A New York Magazine story published on Monday details the story of troubled Stephen Hicks, who turned to a “Rethink Masculinity” class to rid himself of his less than desirable behavior patterns.
“My relationship ended, then a lot of things started collapsing in front of me.I wasn’t doing really terrible things, but I also wasn’t being the most ideal Stephen I could be,” he says. “The bar is really lowered for cisgender guys.”
Hicks enrolled in a “Rethink Masculinity” class offered by the Washington, D.C. Rape Crisis Center, Collective Action for Safe Spaces, and ReThink, an organization that works to prevent sexual assault.
In the program, enrollees “learn how social constructs of masculinity harm them and the people around them, and work to construct healthier masculinities.” Hicks described the class as “eight weeks of guys discussing how they can address their actions with better self-awareness and less toxicity.”

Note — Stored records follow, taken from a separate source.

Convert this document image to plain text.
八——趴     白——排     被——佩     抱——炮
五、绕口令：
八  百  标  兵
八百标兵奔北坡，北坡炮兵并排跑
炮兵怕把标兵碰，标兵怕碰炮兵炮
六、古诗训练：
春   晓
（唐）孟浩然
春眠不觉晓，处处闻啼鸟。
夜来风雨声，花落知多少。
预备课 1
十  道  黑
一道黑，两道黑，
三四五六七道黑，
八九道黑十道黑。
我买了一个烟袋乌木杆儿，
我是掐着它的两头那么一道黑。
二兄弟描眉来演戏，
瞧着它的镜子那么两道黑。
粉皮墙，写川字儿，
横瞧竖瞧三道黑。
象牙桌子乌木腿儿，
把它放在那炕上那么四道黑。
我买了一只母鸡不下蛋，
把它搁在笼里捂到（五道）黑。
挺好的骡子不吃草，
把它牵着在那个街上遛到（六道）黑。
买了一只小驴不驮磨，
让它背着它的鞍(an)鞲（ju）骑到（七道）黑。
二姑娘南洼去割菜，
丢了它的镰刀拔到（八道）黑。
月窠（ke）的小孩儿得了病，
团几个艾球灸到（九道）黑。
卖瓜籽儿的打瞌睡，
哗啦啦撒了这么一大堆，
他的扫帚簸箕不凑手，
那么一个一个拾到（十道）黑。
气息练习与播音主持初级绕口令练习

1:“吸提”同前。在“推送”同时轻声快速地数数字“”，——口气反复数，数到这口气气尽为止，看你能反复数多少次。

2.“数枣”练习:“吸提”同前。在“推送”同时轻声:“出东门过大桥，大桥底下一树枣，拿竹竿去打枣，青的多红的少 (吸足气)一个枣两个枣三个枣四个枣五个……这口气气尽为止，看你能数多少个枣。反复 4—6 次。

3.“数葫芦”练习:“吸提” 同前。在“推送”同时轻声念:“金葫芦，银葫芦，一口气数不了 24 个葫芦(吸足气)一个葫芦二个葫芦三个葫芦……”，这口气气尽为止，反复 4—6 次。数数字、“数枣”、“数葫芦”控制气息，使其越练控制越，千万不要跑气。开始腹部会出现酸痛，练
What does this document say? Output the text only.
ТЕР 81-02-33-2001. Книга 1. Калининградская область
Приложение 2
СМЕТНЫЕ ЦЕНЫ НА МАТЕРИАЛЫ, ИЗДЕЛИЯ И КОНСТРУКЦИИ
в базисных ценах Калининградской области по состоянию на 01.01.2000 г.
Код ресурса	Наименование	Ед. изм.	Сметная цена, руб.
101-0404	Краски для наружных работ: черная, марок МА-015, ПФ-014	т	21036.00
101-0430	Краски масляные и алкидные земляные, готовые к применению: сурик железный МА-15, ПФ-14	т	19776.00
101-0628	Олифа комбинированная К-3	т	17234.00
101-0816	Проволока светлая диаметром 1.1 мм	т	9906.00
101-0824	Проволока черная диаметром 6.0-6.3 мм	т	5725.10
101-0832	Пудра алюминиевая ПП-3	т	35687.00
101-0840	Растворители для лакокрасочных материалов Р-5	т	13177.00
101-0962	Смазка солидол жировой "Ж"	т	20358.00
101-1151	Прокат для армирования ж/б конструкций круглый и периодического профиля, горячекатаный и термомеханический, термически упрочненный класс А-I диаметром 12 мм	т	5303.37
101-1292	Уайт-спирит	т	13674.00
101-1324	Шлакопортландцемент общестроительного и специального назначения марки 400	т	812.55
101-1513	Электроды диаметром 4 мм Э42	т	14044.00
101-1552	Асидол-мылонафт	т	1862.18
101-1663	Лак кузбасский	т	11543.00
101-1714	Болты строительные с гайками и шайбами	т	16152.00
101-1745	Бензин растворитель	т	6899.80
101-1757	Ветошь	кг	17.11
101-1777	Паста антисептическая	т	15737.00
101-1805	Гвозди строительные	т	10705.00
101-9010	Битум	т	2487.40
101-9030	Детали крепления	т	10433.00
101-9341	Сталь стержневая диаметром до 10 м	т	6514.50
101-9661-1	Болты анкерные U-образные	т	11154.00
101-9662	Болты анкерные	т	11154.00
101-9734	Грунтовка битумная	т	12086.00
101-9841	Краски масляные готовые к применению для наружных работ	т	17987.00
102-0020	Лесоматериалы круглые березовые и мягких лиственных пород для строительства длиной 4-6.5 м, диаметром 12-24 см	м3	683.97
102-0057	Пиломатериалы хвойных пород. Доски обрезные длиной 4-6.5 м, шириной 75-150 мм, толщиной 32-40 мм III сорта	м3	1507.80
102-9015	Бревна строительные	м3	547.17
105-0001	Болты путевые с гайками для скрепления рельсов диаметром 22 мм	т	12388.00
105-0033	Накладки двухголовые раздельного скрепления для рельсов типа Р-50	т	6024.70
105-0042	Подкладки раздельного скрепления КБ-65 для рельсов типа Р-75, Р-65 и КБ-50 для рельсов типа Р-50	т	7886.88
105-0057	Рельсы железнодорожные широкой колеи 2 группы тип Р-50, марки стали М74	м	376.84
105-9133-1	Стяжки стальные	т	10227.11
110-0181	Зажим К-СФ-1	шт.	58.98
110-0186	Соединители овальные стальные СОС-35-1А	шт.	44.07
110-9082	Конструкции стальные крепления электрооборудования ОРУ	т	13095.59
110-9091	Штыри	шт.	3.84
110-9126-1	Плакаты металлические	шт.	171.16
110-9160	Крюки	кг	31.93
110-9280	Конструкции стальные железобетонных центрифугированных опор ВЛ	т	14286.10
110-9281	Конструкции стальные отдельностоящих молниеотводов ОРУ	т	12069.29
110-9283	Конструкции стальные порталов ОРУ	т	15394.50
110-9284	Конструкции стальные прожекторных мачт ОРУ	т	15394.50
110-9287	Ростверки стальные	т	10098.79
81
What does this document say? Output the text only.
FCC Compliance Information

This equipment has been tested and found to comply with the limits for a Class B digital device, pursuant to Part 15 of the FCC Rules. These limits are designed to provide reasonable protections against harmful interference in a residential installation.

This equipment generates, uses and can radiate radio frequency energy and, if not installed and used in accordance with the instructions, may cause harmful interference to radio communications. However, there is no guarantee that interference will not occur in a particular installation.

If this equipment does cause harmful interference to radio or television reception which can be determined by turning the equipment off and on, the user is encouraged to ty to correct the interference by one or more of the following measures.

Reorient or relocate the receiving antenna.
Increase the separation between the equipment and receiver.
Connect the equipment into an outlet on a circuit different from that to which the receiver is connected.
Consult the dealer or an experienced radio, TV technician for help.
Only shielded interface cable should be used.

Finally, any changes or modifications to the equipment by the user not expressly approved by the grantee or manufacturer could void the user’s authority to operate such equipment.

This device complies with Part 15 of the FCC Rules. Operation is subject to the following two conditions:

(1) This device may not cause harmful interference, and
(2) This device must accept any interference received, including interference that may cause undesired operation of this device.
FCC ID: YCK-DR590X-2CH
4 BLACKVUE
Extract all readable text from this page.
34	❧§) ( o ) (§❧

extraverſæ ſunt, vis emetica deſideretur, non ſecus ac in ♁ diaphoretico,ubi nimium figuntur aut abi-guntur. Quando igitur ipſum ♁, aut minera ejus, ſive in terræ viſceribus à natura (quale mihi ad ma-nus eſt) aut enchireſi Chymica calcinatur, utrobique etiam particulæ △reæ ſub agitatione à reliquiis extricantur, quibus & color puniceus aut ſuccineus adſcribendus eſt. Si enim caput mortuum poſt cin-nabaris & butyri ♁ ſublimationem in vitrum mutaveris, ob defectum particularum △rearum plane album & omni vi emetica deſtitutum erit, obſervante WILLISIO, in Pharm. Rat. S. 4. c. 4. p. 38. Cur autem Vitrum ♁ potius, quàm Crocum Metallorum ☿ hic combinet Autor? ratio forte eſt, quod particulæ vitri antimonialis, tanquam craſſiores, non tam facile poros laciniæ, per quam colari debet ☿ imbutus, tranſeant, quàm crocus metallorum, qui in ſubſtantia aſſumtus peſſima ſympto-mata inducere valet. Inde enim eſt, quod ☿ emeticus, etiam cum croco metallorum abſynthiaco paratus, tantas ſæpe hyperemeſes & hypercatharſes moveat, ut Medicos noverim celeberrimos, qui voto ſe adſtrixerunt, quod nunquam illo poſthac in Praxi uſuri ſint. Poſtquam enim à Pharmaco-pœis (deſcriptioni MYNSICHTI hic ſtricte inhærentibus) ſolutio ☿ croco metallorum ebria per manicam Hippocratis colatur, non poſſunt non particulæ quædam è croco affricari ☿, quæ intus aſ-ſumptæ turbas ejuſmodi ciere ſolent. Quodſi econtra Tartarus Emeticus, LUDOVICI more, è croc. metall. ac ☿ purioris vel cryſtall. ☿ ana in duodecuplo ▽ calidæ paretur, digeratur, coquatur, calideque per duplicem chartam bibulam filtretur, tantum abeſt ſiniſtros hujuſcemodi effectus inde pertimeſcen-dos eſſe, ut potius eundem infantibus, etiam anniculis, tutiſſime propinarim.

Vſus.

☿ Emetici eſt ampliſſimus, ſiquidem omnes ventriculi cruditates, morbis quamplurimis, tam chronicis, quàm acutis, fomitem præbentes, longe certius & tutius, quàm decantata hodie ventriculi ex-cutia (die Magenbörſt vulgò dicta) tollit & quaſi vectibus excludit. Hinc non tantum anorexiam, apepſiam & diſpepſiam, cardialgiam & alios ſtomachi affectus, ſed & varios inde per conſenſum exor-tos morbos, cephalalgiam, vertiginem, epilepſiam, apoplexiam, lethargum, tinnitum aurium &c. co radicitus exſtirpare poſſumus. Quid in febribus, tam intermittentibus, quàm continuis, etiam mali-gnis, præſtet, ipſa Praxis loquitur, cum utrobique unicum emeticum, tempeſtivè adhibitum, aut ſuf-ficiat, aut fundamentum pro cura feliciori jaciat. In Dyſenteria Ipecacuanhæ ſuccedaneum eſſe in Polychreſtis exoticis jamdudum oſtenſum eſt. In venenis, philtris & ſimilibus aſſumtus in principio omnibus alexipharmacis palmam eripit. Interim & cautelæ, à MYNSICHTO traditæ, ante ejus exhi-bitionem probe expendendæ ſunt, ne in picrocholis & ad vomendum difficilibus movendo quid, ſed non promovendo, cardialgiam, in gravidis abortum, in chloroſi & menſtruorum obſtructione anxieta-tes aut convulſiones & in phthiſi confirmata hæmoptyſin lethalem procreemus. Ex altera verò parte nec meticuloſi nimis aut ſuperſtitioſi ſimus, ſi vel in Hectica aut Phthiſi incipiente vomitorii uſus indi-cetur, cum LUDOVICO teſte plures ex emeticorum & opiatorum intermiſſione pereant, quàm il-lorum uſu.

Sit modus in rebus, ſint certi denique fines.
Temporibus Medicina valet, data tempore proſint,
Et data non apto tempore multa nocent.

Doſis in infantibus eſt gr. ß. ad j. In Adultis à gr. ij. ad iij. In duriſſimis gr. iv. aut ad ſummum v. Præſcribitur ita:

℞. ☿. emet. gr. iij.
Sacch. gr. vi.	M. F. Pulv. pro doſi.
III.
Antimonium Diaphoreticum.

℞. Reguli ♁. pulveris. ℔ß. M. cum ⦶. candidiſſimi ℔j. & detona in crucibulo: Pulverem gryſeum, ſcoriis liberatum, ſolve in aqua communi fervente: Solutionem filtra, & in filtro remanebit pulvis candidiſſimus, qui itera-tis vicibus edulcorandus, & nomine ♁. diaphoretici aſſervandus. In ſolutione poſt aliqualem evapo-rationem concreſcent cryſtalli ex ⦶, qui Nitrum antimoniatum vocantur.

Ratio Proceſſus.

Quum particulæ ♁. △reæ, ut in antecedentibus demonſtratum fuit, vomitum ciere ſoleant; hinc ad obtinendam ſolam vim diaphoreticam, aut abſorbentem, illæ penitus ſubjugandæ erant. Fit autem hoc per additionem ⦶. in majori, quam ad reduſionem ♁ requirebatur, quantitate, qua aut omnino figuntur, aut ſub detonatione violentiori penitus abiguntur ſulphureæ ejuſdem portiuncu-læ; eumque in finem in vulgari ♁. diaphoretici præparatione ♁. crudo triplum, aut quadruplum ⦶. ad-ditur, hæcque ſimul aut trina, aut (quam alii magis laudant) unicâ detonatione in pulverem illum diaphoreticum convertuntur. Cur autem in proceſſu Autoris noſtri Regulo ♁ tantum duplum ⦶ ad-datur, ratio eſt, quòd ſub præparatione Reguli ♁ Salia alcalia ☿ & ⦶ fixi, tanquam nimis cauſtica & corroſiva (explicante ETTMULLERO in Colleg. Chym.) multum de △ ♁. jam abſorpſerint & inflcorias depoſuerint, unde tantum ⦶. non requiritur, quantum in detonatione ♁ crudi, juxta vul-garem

The concept of “toxic masculinity” has been become popular in postmodern academic circles over the past several years. Advocates for programs like “Rethink Masculinity” argue that men have been taught to restrict their emotions, a psychological decision, some argue, that results in violent outbursts and alcohol abuse in men.
“If we are honest with ourselves, we have long known that masculinity kills men, in ways both myriad and measurable,” Halloway wrote. “While social constructions of femininity demand that women be thin, beautiful, accommodating, and some unattainable balance of virginal and fuckable, social constructions of masculinity demand that men constantly prove and re-prove the very fact that they are, well, men.”
The “Rethink Masculinity” class taught its enrollees that their personal issues are the consequence of their false notion of what it means to be a man from that society instilled in them from an early age. “[I was] trained and conditioned to be tough growing up,” Hicks said.
According to organizers, the goal of such programs is to correct the missteps in their own understanding of masculine expression so that they may avoid toxic behavior in the future.
Eric Mankowski, associate chair of the psychology department at Portland State University and head of the school’s Gender and Violence Intervention Research Team argues that men can benefit from programs like “Rethink Masculinity” because it helps them unlearn unhealthy attitudes.
“It’s a promising approach,” says Mankowski, “but we don’t know whether they prevent sexual violence. Some studies show promising effects on attitudes and behavior intentions, but a single class is unlikely to undo years of socialization in toxic masculinity.”
“From those four distal expectations come the proximal attitudes and behaviors, like ‘I deserve to have access to women’s bodies,’” Mankowski argued. “What we don’t know is if it’s more effective to address the distal or proximal ideas and behaviors.” Mankowski says this applies to alcohol abuse. “It numbs feelings and allows men to act aggressive. We can effectively address it, but we’re not addressing the underlying issue. It’s functioning to help them display their manhood, so why would they stop?